A defesa alegou nulidade do reconhecimento fotográfico e pessoal por inobservância do art. 226 do CPP. O TJ/SE rejeitou a preliminar e manteve a condenação, afirmando que o dispositivo contém “meras recomendações” e que a vítima reconheceu o réu tanto na fase inquisitorial quanto em juízo.
Em decisão monocrática, o relator, ministro Antonio Saldanha Palheiro, já havia denegado a ordem, ressaltando que o reconhecimento teria sido realizado pessoalmente em audiência e confirmado em juízo sob o crivo do contraditório.
Pano de fundo: Tema 1.258
Em junho deste ano, a 3ª seção do STJ, fixou teses do Tema 1.258, entre elas:
- As regras do art. 226 do CPP são de observância obrigatória, tanto na fase policial quanto em juízo, sob pena de invalidade da prova de reconhecimento;
- Reconhecimento fotográfico ou pessoal inválido não pode servir de lastro para condenação, denúncia, prisão preventiva ou pronúncia;
- Poderá o magistrado se convencer da autoria delitiva a partir do exame de provas ou evidências independentes que não guardem relação de causa e efeito com o ato viciado de reconhecimento.
- Mesmo o reconhecimento pessoal válido deve guardar congruência com as demais provas existentes nos autos.
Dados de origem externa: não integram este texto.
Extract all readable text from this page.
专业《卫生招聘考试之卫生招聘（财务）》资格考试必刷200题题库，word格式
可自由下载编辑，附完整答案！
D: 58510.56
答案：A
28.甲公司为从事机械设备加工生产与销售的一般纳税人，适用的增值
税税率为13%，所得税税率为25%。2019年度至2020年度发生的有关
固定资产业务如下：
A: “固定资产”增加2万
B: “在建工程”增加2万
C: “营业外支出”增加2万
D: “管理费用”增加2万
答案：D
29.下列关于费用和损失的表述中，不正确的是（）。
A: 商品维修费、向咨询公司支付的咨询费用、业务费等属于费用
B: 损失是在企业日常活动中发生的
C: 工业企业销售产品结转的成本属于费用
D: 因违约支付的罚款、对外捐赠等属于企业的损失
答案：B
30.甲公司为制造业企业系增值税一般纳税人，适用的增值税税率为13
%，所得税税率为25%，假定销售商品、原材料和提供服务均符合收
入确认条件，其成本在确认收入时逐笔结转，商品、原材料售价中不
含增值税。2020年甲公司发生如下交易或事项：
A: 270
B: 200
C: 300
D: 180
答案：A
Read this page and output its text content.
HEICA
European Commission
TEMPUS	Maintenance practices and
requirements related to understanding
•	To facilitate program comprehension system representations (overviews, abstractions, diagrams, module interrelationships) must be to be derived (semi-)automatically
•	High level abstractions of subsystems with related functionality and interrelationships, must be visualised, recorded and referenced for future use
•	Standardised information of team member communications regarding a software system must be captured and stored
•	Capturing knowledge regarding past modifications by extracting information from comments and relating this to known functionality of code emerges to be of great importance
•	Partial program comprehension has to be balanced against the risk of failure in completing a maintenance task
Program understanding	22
Foi justamente essa exigência — a necessidade de prova adicional além do reconhecimento — que polarizou o debate entre Schietti e Saldanha. Confira:
Reconhecimento não pode servir de único fator para condenar
Ao divergir do relator, ministro Rogerio Schietti criticou o acórdão do TJ/SE por tratar o art. 226 como recomendação:
“A decisão do Tribunal de origem reconhece a falta de observância do reconhecimento fotográfico, insistindo naquela tese que nós já superamos há anos, de que se trata de uma mera recomendação seguir o art. 226.”
Lembrando o Tema 1.258, o ministro afirmou: “mesmo que tenha sido observado o procedimento, se é a única prova, não pode servir de único fator para condenar".
Schietti ainda enfatizou que o reconhecimento é uma prova baseada na memória da vítima, sujeita a diversos condicionamentos internos e externos, o que justifica a postura mais cautelosa:
“Todo o nosso repetitivo, o Tema 1.258, se baseia nisso. São duas coisas: o art. 226, se não observado, gera nulidade da prova. Mas, se observado, ainda há uma questão a decidir, que é o valor epistêmico dessa prova, porque é uma prova feita com base na memória da vítima, que é sujeita a uma série de condicionamentos.”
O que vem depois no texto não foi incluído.